Token Statistics Field Breakdown:

The tokens object records the token consumption for this LLM call:

  • input: The number of input tokens sent to the model (including system prompt, message history, tool results, etc.)
  • output: The number of output tokens generated by the model
  • reasoning: The number of chain-of-thought tokens used by the model (only for models that support chain-of-thought, such as Claude's extended thinking)
  • cache.read: The number of tokens read from the Prompt Cache
  • cache.write: The number of tokens written to the Prompt Cache
  • total: Total token count (some Providers return the total directly)

Extended Explanation: Prompt Cache

In multi-turn conversations, each request sends the full message history. The System Prompt and earlier messages are identical in every request. Prompt Cache is an optimization offered by LLM Providers -- it caches these repeated portions on the server side to avoid redundant computation.

cache.write indicates how many tokens were cached for the first time in this request; cache.read indicates how many tokens hit the cache in this request. Cache-hit tokens are billed at a much lower rate than regular tokens, significantly reducing costs.

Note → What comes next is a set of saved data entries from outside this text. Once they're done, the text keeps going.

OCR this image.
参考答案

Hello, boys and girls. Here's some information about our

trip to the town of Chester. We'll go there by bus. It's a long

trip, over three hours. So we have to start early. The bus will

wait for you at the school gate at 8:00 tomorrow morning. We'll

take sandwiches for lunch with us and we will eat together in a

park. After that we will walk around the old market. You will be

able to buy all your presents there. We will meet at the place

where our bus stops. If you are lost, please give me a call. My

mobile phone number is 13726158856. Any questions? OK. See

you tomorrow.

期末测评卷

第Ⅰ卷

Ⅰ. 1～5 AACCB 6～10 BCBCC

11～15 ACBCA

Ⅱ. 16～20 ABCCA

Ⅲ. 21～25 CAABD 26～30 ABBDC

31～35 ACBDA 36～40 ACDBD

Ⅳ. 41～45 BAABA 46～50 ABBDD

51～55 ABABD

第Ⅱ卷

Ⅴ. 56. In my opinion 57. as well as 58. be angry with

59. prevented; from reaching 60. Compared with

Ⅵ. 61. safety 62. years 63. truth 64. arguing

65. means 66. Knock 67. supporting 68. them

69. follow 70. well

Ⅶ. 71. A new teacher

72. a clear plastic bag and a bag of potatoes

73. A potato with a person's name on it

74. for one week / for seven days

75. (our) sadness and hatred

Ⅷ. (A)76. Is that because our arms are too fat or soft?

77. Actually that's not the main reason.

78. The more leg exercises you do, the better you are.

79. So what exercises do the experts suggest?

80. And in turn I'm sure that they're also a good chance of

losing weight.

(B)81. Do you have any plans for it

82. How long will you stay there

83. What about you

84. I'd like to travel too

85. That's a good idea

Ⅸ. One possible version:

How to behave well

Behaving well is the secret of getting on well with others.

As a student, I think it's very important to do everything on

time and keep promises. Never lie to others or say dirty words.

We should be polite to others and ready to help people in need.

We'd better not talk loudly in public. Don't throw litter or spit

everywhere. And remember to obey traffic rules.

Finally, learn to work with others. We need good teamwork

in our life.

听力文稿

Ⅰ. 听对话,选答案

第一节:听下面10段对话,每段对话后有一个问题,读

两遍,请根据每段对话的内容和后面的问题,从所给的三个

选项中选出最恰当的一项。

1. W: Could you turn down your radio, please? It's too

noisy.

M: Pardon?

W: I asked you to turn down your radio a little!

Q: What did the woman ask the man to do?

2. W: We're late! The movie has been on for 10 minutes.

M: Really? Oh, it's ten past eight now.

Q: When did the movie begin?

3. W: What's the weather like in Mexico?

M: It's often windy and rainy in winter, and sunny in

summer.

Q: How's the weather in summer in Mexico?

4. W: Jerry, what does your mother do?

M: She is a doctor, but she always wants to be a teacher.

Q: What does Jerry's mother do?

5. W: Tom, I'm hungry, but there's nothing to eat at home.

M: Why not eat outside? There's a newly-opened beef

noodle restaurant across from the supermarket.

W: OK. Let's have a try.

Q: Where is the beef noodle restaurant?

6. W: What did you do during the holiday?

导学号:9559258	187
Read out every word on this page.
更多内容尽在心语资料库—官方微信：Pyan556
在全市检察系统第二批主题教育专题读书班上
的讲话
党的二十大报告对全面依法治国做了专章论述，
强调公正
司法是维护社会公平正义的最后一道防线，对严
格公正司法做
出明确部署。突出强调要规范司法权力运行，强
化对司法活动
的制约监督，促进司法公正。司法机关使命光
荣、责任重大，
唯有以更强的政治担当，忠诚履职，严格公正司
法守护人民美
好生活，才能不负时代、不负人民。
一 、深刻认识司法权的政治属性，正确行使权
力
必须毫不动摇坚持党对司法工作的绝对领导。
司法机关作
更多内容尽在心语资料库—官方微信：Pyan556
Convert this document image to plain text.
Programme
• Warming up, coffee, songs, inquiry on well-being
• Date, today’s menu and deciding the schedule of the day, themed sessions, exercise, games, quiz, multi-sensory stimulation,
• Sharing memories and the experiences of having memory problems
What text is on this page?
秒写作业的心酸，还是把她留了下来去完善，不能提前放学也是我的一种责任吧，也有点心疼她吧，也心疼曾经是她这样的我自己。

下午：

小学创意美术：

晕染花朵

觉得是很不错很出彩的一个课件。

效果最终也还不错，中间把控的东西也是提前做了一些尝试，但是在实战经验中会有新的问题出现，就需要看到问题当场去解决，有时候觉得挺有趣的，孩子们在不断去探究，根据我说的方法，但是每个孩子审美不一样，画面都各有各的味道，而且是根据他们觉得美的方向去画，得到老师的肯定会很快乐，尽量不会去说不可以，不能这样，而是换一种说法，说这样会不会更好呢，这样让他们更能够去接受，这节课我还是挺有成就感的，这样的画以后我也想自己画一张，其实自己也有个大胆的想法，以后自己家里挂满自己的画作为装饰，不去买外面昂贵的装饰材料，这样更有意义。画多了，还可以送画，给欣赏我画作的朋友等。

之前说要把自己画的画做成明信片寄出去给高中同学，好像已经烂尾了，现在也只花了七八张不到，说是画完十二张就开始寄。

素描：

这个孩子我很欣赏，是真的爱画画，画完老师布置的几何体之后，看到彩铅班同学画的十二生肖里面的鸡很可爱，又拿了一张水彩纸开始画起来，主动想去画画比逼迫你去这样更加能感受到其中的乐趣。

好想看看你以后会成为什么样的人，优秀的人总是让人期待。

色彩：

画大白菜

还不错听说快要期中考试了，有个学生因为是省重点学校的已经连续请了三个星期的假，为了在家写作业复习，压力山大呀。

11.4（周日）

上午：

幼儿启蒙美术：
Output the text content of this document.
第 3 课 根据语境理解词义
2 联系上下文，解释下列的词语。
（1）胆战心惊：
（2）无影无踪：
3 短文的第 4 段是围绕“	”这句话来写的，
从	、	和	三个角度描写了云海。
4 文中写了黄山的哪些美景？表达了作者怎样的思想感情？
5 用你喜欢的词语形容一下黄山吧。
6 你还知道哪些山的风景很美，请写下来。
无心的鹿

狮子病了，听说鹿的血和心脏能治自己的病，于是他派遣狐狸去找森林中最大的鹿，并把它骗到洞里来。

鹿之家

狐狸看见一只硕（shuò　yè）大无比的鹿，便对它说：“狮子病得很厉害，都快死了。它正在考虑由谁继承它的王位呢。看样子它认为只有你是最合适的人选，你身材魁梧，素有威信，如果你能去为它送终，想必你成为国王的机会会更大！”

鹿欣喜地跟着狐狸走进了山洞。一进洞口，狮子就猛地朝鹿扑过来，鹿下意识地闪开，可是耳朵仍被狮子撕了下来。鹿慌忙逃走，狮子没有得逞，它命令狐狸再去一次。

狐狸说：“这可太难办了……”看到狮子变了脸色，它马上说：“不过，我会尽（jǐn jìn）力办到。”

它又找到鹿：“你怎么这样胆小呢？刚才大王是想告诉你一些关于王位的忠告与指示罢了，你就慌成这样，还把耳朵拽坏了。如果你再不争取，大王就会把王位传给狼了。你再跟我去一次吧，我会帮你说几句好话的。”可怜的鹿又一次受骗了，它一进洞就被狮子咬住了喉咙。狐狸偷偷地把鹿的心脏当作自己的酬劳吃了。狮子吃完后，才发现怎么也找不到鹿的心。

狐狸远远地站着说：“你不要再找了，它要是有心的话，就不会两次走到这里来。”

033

4.2.2 The Multimodal Part Type System

The actual content of a message is not stored directly on the Message object; instead, it is organized through the Part system. Each message can contain multiple Parts of different types. All Parts share a common base structure:

const PartBase = z.object({
  id: z.string(),         // Unique Part identifier
  sessionID: z.string(),  // ID of the owning session
  messageID: z.string(),  // ID of the owning message
})

Complete Part types (12 types):

Part Type Purpose Key Fields
TextPart Text content text, time, synthetic (whether synthesized), ignored
ReasoningPart Chain of thought text, time.start, time.end, metadata
ToolPart Tool invocation tool, callID, state (four states)
FilePart File attachment mime, filename, url, source
AgentPart Agent reference name, source
SubtaskPart Subtask prompt, description, agent, model
CompactionPart Compaction marker auto (whether auto-triggered)
StepStartPart Step start snapshot
StepFinishPart Step finish reason, snapshot, cost, tokens
SnapshotPart Snapshot snapshot
PatchPart Patch hash, files
RetryPart Retry marker attempt, error, time

The Four States of ToolPart:

ToolPart is the most complex Part type, tracking the full lifecycle of a tool invocation via its state field:

pending ---> running ---> completed
                    +---> error
// 1. Pending: Tool call identified, arguments still being received
ToolStatePending = { status: "pending", input: {}, raw: "" }

// 2. Running: Arguments complete, execution begins
ToolStateRunning = { status: "running", input: {...}, time: { start } }

// 3. Completed: Execution succeeded
ToolStateCompleted = {
  status: "completed",
  input: {...}, output: "...",
  title: "Read file /src/index.ts",
  metadata: { truncated: false },
  time: { start, end, compacted? }  // compacted: Prune timestamp
}

// 4. Error: Execution failed
ToolStateError = {
  status: "error",
  input: {...}, error: "Permission denied",
  time: { start, end }
}

4.2.3 Message Version Migration Strategy

The v2 in the filename hints that this is not the first version of the message model. The coexistence of message.ts (legacy) and message-v2.ts (current) indicates that OpenCode underwent a major refactoring of its message model.

Key improvements in the new version:

  1. Part System: The legacy version stored all content directly on the message; the new version achieves content modularity through Parts
  2. Finer-Grained State Tracking: The four-state model for ToolPart, StepStart/StepFinish markers
  3. Cost Tracking: Each Assistant message records precise token consumption and cost

This incremental migration strategy (keeping the old version, introducing the new version, and gradually switching over) is a common practice in large projects -- it ensures that all existing data is not broken at once.